From: Bill Fink on
On Thu, 15 Jul 2010, Hagen Paul Pfeifer wrote:

> * David Miller | 2010-07-14 14:55:47 [-0700]:
>
> >Although section 3 of RFC 5681 is a great text, it does not say at all
> >that increasing the initial CWND would lead to fairness issues.
>
> Because it is only one side of the medal, probing conservative the available
> link capacity in conjunction with n simultaneous probing TCP/SCTP/DCCP
> instances is another.
>
> >To be honest, I think google's proposal holds a lot of weight. If
> >over time link sizes and speeds are increasing (they are) then nudging
> >the initial CWND every so often is a legitimate proposal.
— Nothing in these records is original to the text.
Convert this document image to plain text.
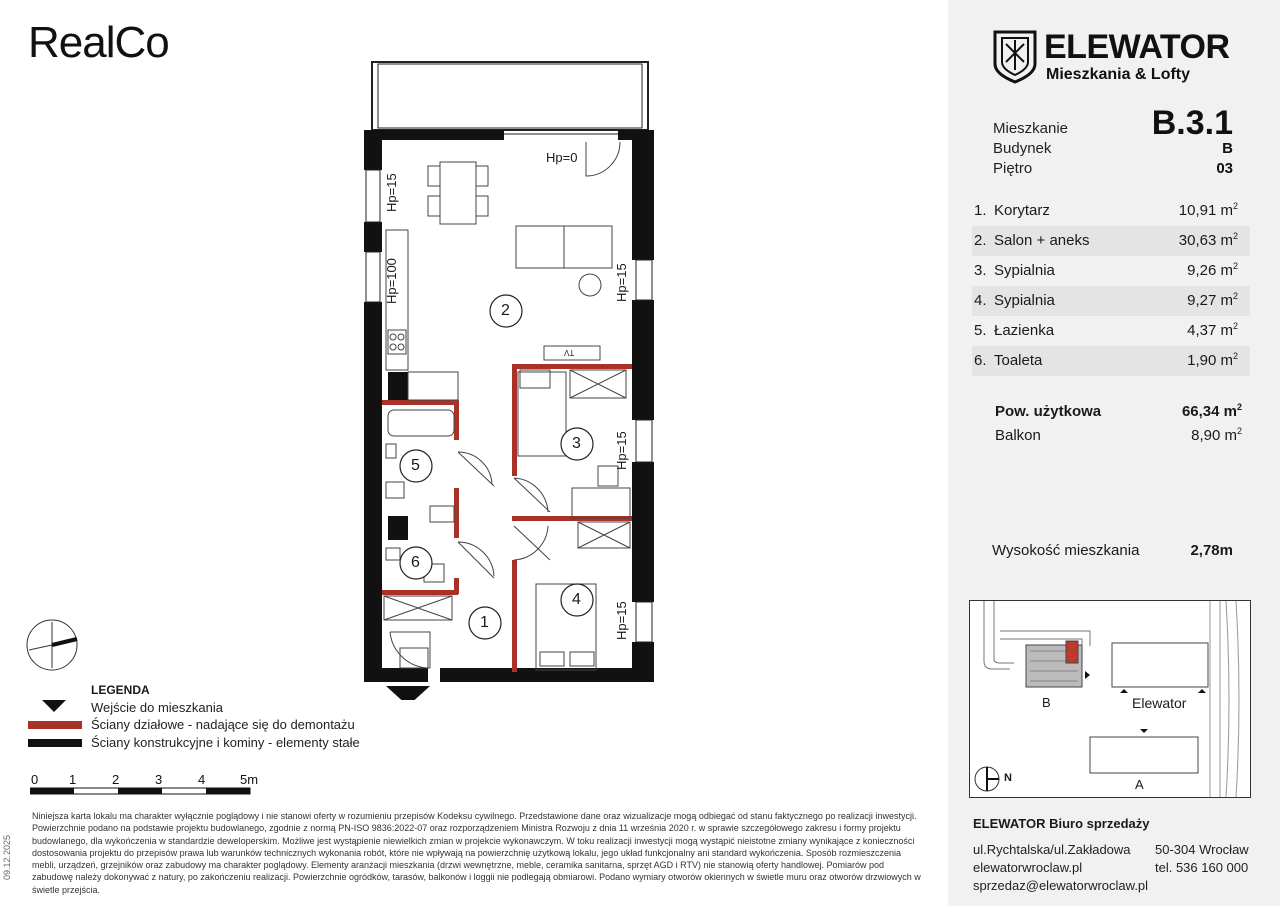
RealCo	ELEWATOR
Mieszkania & Lofty
Mieszkanie B.3.1
Budynek	B
Piętro	03
1. Korytarz	10,91 $m^2$
2. Salon + aneks	30,63 $m^2$
3. Sypialnia	9,26 $m^2$
4. Sypialnia	9,27 $m^2$
5. Łazienka	4,37 $m^2$
6. Toaleta	1,90 $m^2$
Pow. użytkowa	66,34 $m^2$
Balkon	8,90 $m^2$
Wysokość mieszkania	2,78m
B	Elewator
A
N
ELEWATOR Biuro sprzedaży
ul.Rychtalska/ul.Zakładowa 50-304 Wrocław
elewatorwroclaw.pl	tel. 536 160 000
sprzedaz@elewatorwroclaw.pl
2
3
4
5
6
1
Hp=0
Hp=15
Hp=100	Hp=15
Hp=15
Hp=15
TV
LEGENDA
Wejście do mieszkania
Ściany działowe - nadające się do demontażu
Ściany konstrukcyjne i kominy - elementy stałe
0 1	2	3	4	5m
Niniejsza karta lokalu ma charakter wyłącznie poglądowy i nie stanowi oferty w rozumieniu przepisów Kodeksu cywilnego. Przedstawione dane oraz wizualizacje mogą odbiegać od stanu faktycznego po realizacji inwestycji. Powierzchnie podano na podstawie projektu budowlanego, zgodnie z normą PN-ISO 9836:2022-07 oraz rozporządzeniem Ministra Rozwoju z dnia 11 września 2020 r. w sprawie szczegółowego zakresu i formy projektu budowlanego, dla wykończenia w standardzie deweloperskim. Możliwe jest wystąpienie niewielkich zmian w projekcie wykonawczym. W toku realizacji inwestycji mogą wystąpić nieistotne zmiany wynikające z konieczności dostosowania projektu do przepisów prawa lub warunków technicznych wykonania robót, które nie wpływają na powierzchnię użytkową lokalu, jego układ funkcjonalny ani standard wykończenia. Sposób rozmieszczenia mebli, urządzeń, grzejników oraz zabudowy ma charakter poglądowy. Elementy aranżacji mieszkania (drzwi wewnętrzne, meble, ceramika sanitarna, sprzęt AGD i RTV) nie stanowią oferty handlowej. Pomiarów pod zabudowę należy dokonywać z natury, po zakończeniu realizacji. Powierzchnie ogródków, tarasów, balkonów i loggii nie podlegają obmiarowi. Podano wymiary otworów okiennych w świetle muru oraz otworów drzwiowych w świetle przejścia.
09.12.2025
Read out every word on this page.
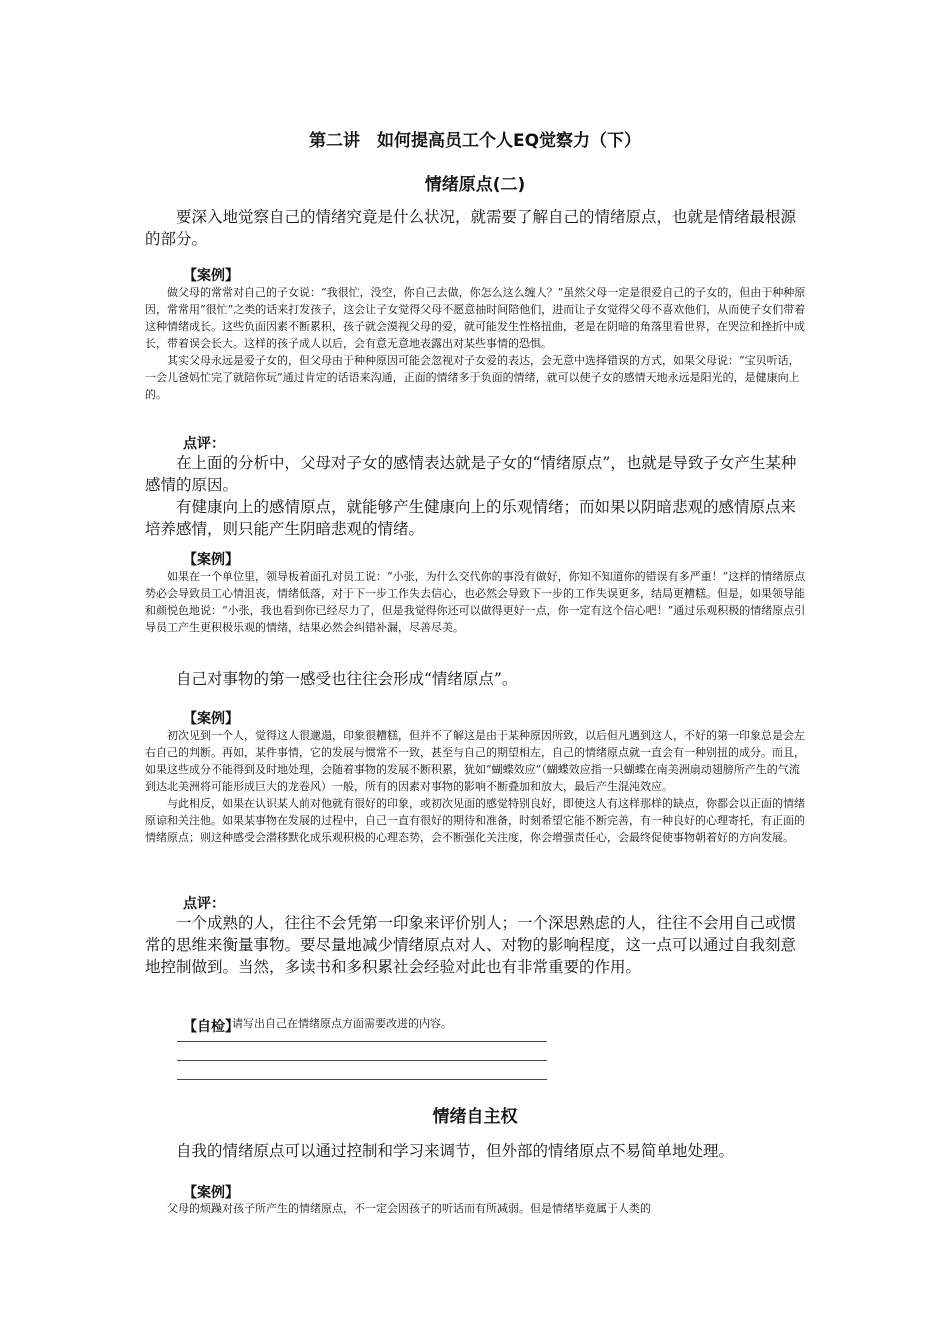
第二讲　如何提高员工个人EQ觉察力（下）
情绪原点(二)

要深入地觉察自己的情绪究竟是什么状况，就需要了解自己的情绪原点，也就是情绪最根源的部分。

【案例】

做父母的常常对自己的子女说：“我很忙，没空，你自己去做，你怎么这么缠人？”虽然父母一定是很爱自己的子女的，但由于种种原因，常常用“很忙”之类的话来打发孩子，这会让子女觉得父母不愿意抽时间陪他们，进而让子女觉得父母不喜欢他们，从而使子女们带着这种情绪成长。这些负面因素不断累积，孩子就会漠视父母的爱，就可能发生性格扭曲，老是在阴暗的角落里看世界，在哭泣和挫折中成长，带着误会长大。这样的孩子成人以后，会有意无意地表露出对某些事情的恐惧。

其实父母永远是爱子女的，但父母由于种种原因可能会忽视对子女爱的表达，会无意中选择错误的方式，如果父母说：“宝贝听话，一会儿爸妈忙完了就陪你玩”通过肯定的话语来沟通，正面的情绪多于负面的情绪，就可以使子女的感情天地永远是阳光的，是健康向上的。

点评：

在上面的分析中，父母对子女的感情表达就是子女的“情绪原点”，也就是导致子女产生某种感情的原因。

有健康向上的感情原点，就能够产生健康向上的乐观情绪；而如果以阴暗悲观的感情原点来培养感情，则只能产生阴暗悲观的情绪。

【案例】

如果在一个单位里，领导板着面孔对员工说：“小张，为什么交代你的事没有做好，你知不知道你的错误有多严重！”这样的情绪原点势必会导致员工心情沮丧，情绪低落，对于下一步工作失去信心，也必然会导致下一步的工作失误更多，结局更糟糕。但是，如果领导能和颜悦色地说：“小张，我也看到你已经尽力了，但是我觉得你还可以做得更好一点，你一定有这个信心吧！”通过乐观积极的情绪原点引导员工产生更积极乐观的情绪，结果必然会纠错补漏，尽善尽美。

自己对事物的第一感受也往往会形成“情绪原点”。

【案例】

初次见到一个人，觉得这人很邋遢，印象很糟糕，但并不了解这是由于某种原因所致，以后但凡遇到这人，不好的第一印象总是会左右自己的判断。再如，某件事情，它的发展与惯常不一致，甚至与自己的期望相左，自己的情绪原点就一直会有一种别扭的成分。而且，如果这些成分不能得到及时地处理，会随着事物的发展不断积累，犹如“蝴蝶效应”（蝴蝶效应指一只蝴蝶在南美洲扇动翅膀所产生的气流到达北美洲将可能形成巨大的龙卷风）一般，所有的因素对事物的影响不断叠加和放大，最后产生混沌效应。

与此相反，如果在认识某人前对他就有很好的印象，或初次见面的感觉特别良好，即使这人有这样那样的缺点，你都会以正面的情绪原谅和关注他。如果某事物在发展的过程中，自己一直有很好的期待和准备，时刻希望它能不断完善，有一种良好的心理寄托，有正面的情绪原点；则这种感受会潜移默化成乐观积极的心理态势，会不断强化关注度，你会增强责任心，会最终促使事物朝着好的方向发展。

点评：

一个成熟的人，往往不会凭第一印象来评价别人；一个深思熟虑的人，往往不会用自己或惯常的思维来衡量事物。要尽量地减少情绪原点对人、对物的影响程度，这一点可以通过自我刻意地控制做到。当然，多读书和多积累社会经验对此也有非常重要的作用。

【自检】
请写出自己在情绪原点方面需要改进的内容。
情绪自主权

自我的情绪原点可以通过控制和学习来调节，但外部的情绪原点不易简单地处理。

【案例】

父母的烦躁对孩子所产生的情绪原点，不一定会因孩子的听话而有所减弱。但是情绪毕竟属于人类的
Were
> >someone to claim that utilization is lower than it could be because of
> >the currenttly specified initial CWND, I would have no problem
> >believing them.
> >
> >And I'm happy to make Linux use an increased value once it has
> >traction in the standardization community.
>
> Currently I know no working link capacity probing approach, without active
> network feedback, to conservatively probing the available link capacity with a
> high CWND. I am curious about any future trends.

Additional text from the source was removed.